Nachdem in diesem Ort im Département Aisne in der Picardie der Front National (FN) stets Spitzenergebnisse verzeichnen konnte, wurde 2014 Franck Briffaut vom FN zum Bürgermeister gewählt, 2020 gewann er die Wiederwahl gleich im ersten Durchgang, nun für seine in Rassemblement National (RN) umbenannte Partei.
Villers-Cotterêts liegt eine gute Stunde Autofahrt nordöstlich von Paris und gilt als Musterbeispiel einer von Frankreichs extremen Rechten regierten Kleinstadt. Den Wahlanalysen zufolge entspricht diese Ortschaft mit ihren 10.000 Einwohner*innen dem Profil der mehr als 20.000 Kommunen außerhalb der großen urbanen Gebiete, in denen Le Pen im ersten Wahlgang triumphiert hat.

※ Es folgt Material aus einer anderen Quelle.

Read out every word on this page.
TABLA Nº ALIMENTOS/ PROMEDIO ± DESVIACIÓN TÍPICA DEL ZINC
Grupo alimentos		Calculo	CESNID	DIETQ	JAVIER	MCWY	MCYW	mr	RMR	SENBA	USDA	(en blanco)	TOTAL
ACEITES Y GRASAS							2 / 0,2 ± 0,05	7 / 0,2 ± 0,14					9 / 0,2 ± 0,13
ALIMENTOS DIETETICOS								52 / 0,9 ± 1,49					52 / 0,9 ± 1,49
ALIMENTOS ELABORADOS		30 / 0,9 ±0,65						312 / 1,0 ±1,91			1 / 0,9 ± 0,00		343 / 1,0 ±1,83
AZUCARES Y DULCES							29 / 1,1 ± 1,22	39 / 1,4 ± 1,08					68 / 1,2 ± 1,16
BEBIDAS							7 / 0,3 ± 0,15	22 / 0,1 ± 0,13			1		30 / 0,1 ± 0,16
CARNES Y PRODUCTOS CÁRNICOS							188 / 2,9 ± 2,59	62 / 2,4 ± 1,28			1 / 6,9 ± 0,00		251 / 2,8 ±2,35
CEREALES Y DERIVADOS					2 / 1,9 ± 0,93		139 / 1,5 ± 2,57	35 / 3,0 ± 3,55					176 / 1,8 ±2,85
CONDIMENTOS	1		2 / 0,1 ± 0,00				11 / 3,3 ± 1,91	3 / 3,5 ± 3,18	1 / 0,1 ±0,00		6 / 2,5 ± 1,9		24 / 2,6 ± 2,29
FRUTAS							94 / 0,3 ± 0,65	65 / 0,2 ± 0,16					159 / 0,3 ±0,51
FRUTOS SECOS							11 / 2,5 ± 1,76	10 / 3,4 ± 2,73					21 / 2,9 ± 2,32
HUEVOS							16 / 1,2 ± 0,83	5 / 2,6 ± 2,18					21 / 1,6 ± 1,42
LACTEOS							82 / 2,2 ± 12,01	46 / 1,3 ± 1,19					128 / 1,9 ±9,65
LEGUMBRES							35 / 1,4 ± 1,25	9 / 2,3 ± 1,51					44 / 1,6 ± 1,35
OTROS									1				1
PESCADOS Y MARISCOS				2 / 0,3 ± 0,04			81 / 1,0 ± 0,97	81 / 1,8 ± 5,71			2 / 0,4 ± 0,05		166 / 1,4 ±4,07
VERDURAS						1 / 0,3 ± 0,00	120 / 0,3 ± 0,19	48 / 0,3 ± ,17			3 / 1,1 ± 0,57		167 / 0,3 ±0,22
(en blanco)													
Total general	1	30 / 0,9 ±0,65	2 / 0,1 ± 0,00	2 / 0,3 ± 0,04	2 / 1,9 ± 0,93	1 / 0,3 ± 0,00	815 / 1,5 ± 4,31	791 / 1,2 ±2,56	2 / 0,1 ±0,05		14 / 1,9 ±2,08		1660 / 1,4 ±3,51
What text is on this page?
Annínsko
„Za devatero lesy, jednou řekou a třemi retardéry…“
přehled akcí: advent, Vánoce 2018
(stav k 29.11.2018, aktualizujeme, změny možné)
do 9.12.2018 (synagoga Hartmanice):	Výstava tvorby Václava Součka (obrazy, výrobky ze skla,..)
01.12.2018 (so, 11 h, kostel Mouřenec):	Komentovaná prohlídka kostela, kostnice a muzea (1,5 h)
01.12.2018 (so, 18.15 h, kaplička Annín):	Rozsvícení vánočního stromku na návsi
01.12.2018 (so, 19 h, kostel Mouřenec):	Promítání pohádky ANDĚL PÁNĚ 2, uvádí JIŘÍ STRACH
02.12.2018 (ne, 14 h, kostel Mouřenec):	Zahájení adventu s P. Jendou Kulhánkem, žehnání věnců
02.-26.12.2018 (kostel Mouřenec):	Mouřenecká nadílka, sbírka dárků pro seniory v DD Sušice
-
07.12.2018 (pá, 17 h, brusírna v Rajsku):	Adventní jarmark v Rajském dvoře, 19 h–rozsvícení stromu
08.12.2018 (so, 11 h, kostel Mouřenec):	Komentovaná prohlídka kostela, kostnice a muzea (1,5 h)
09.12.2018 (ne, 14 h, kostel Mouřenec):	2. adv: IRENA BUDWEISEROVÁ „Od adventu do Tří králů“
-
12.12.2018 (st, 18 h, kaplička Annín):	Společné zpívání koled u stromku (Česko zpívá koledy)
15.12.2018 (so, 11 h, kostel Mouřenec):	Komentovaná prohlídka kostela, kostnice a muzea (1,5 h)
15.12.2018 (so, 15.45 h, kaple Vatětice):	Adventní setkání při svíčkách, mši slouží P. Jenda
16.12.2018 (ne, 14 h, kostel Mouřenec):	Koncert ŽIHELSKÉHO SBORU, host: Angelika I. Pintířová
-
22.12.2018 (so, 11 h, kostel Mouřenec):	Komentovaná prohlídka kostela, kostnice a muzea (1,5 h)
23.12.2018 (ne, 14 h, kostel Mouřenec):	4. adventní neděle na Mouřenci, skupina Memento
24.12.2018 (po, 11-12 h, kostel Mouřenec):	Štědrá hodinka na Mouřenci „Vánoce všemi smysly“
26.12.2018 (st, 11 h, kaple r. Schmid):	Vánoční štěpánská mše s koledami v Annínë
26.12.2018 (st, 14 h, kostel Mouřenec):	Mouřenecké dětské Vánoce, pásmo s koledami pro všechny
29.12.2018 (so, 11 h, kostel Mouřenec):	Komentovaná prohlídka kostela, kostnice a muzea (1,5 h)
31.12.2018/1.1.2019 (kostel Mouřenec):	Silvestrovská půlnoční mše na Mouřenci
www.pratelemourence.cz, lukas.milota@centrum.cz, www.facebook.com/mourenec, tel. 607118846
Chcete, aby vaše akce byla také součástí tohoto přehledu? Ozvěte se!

Niemand war deshalb verwundert, dass hier die rechtsextreme Kandidatin mit 37,22 Prozent als Erste vor dem Linken Jean-Luc Mélenchon und Präsident Emmanuel Macron einen klaren Sieg verzeichnen konnte. Wer am Sonntag in der Stichwahl gewinnen wird, ist in Villers-Cotterêts keine Frage. Der öffentliche Wahlkampf scheint bereits vorbei zu sein. Am Donnerstag vergangener Woche verteilen auf dem Straßenmarkt weder Macron-Anhänger noch Fans von Le Pen Flugblätter. „Macron hatten wir schon, jetzt muss man Marine eine Chance geben“, meinen mehrere Passanten, einstimmig, aber kurz angebunden. Die meisten wollen nicht über die Wahlen sprechen. Ihr Misstrauen gegen die Medien ist spürbar.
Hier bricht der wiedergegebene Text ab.